On se demande ce que les UHNWI perçoivent comme luxe, en tant que personnes qui ont déjà tout. Thomas Flohr n'a aucun doute : "La tranquillité d'esprit. Le 'luxe', c'est être entouré de produits ou de fournisseurs qui vous permettent de vous concentrer sur ce qui est important pour vous. C'est pourquoi il est si important de connaître nos clients et de leur donner le confort d'un la poursuite de leur style de vie : cela leur donne du temps et de l'énergie pour se concentrer sur ce qui est important. Ensuite, bien sûr, il y a l'expérience gastronomique, la cave à vin et l'Internet le plus rapide disponible à bord."
Cependant, aucune success story n'est complète sans un défi tout aussi important, et diriger une entreprise d'aviation privée en 2023 signifie devoir faire face à plusieurs niveaux de critiques. Le plus important est la question de la durabilité, pour laquelle l'ensemble du secteur est constamment passé au crible sans grande sympathie. L'industrie de l'aviation est responsable de 2 % de l'empreinte carbone totale dans le monde, et l'aviation d'affaires en représente 2 %, nous envisageons donc 0,04 % des émissions mondiales totales. Mais étant un secteur très en vue, les enjeux sont importants. VistaJet a un objectif de neutralité carbone à atteindre d'ici 2025 dans l'ensemble de ses opérations. La question est de savoir comment.

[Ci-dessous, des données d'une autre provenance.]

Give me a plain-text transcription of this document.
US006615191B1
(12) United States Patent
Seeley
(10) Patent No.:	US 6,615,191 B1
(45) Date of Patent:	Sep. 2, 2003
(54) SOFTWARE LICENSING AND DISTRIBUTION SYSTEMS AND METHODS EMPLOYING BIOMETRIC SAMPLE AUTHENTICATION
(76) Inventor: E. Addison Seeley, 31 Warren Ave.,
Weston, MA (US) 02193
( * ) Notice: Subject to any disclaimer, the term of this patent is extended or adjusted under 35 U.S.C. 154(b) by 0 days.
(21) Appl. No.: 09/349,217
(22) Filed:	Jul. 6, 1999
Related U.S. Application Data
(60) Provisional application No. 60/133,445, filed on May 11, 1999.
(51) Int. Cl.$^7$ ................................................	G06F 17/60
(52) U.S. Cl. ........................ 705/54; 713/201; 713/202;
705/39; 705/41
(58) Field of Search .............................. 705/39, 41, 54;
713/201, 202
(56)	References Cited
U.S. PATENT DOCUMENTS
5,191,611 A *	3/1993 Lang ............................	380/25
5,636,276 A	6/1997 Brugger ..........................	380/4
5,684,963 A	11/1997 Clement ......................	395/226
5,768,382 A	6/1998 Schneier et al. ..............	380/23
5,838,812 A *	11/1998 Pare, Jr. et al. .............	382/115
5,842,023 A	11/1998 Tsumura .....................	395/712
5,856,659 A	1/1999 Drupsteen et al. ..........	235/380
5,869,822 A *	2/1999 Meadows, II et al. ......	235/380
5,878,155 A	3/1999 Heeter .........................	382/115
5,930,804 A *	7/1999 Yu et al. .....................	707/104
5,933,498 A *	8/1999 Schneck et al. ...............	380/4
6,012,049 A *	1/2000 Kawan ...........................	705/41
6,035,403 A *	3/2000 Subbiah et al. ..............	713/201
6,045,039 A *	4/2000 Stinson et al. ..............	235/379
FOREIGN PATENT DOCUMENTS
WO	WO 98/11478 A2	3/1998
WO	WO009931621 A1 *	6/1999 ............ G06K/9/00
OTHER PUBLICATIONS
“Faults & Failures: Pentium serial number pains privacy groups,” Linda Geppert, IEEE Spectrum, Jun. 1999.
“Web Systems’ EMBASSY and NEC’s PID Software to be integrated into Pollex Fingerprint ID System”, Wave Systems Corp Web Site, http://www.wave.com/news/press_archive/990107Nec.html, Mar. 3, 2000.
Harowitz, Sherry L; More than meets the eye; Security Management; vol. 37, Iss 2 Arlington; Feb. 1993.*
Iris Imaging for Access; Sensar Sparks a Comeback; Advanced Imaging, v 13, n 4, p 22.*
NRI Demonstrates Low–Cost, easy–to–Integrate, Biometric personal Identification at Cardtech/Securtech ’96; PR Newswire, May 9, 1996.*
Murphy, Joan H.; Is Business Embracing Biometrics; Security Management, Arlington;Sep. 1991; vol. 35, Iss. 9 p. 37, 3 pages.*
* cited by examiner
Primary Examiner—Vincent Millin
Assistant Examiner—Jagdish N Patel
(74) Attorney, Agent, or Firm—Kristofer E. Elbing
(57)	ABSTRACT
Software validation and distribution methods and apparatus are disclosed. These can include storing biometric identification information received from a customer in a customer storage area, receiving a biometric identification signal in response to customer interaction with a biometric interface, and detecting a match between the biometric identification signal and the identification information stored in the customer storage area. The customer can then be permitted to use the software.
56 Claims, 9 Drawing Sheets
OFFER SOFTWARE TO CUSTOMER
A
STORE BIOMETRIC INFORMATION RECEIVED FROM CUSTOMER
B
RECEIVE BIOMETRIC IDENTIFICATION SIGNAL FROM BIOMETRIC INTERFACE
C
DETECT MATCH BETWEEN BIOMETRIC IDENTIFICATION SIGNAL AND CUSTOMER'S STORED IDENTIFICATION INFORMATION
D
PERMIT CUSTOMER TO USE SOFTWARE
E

"Tranquillité d'esprit. Le 'luxe', c'est être entouré de produits ou de fournisseurs qui vous permettent de vous concentrer sur ce qui est important pour vous."

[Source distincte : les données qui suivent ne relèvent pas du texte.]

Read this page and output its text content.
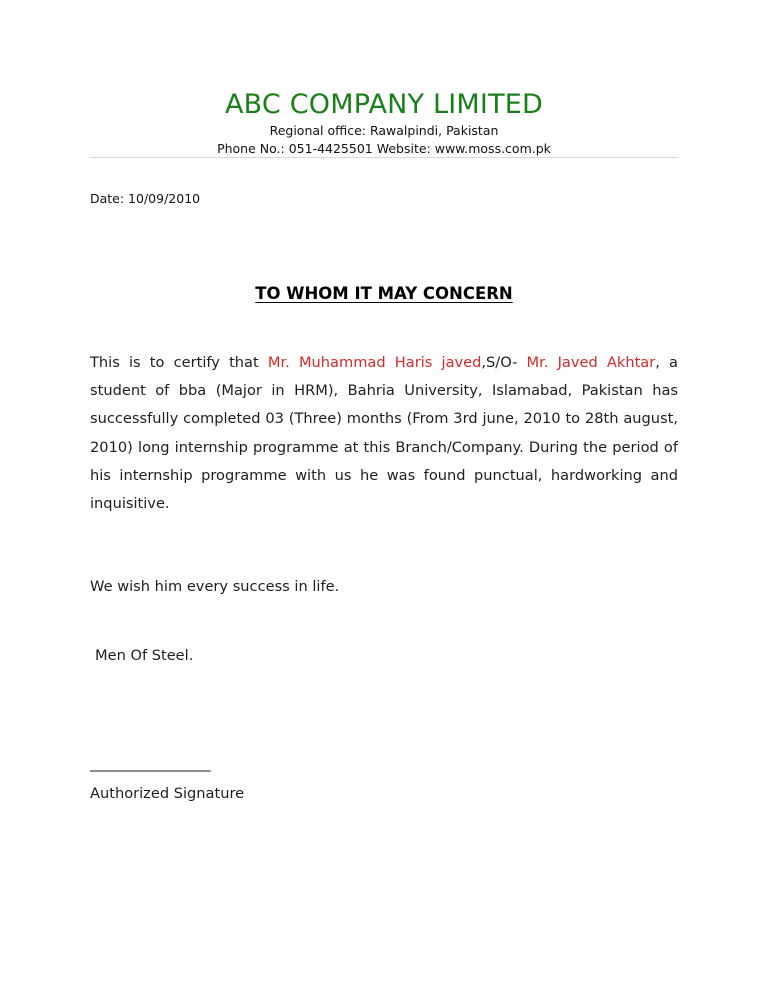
ABC COMPANY LIMITED
Regional office: Rawalpindi, Pakistan
Phone No.: 051-4425501 Website: www.moss.com.pk
Date: 10/09/2010
TO WHOM IT MAY CONCERN
This is to certify that Mr. Muhammad Haris javed,S/O- Mr. Javed Akhtar, a student of bba (Major in HRM), Bahria University, Islamabad, Pakistan has successfully completed 03 (Three) months (From 3rd june, 2010 to 28th august, 2010) long internship programme at this Branch/Company. During the period of his internship programme with us he was found punctual, hardworking and inquisitive.
We wish him every success in life.
Men Of Steel.
___________________
Authorized Signature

"Nous voulons être à la pointe de cela et nous voulons diriger l'industrie de l'aviation d'affaires", répond Flohr "parce que nous pensons que cette industrie peut pousser et forcer l'aviation commerciale à accélérer sa neutralité carbone. Nous nous sommes engagés à remplacer plus de 200 000 gallons de carburant d'aviation conventionnel avec SAF [carburant d'aviation durable, une alternative verte réduisant les émissions de carbone jusqu'à 80 % par rapport au carburant standard] l'année prochaine - non seulement pour compenser les émissions, mais aussi pour réduire l'empreinte carbone que l'aviation a habituellement avec une clientèle très influente, et notre équipe commerciale a pour mission d'avoir des échanges pédagogiques avec nos clients pour travailler ensemble à l'atteinte des objectifs ESG [Environnement, Social et Gouvernance] que s'est fixé l'entreprise. Tous nos clients contribuent financièrement à l'achat de compensations carbone ou de SAF. La rapidité avec laquelle nous pouvons accroître nos efforts est une question de distribution. Pour l'instant, il est loin de couvrir les vols au-dessus dans le monde entier, mais nous considérons que sa disponibilité croît de manière exponentielle : il y a d'énormes investissements dans l'espace SAF."

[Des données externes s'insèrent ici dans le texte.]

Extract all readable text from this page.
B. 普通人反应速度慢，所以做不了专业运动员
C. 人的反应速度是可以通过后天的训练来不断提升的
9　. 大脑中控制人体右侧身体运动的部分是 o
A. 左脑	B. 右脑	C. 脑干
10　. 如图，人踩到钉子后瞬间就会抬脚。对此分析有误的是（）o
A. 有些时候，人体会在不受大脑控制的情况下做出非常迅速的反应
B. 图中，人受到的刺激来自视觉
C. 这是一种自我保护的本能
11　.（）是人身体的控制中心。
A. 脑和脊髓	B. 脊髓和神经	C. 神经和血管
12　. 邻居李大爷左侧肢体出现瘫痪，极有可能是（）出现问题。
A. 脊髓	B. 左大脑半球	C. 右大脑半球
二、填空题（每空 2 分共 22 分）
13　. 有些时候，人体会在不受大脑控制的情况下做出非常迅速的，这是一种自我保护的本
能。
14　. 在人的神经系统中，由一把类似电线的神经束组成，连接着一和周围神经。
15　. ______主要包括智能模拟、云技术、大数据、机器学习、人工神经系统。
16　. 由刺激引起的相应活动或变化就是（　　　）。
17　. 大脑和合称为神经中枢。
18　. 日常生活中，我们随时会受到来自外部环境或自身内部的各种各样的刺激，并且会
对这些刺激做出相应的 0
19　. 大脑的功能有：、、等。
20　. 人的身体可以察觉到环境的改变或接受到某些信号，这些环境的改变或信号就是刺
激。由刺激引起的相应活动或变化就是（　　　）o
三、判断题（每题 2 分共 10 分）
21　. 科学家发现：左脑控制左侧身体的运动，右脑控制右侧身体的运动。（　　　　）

Une fois de plus, Thomas Flohr aborde ce qui semble être une montée abrupte comme une opportunité, sachant que le secteur de niche qu'il a contribué à changer si radicalement peut tirer parti de son influence pour déclencher des changements encore plus importants, ayant un impact positif sur l'ensemble de l'industrie aéronautique. Faisant confiance à son esprit d'entreprise, il essaie de faire la différence jusqu'à ce que même cette affaire soit réglée.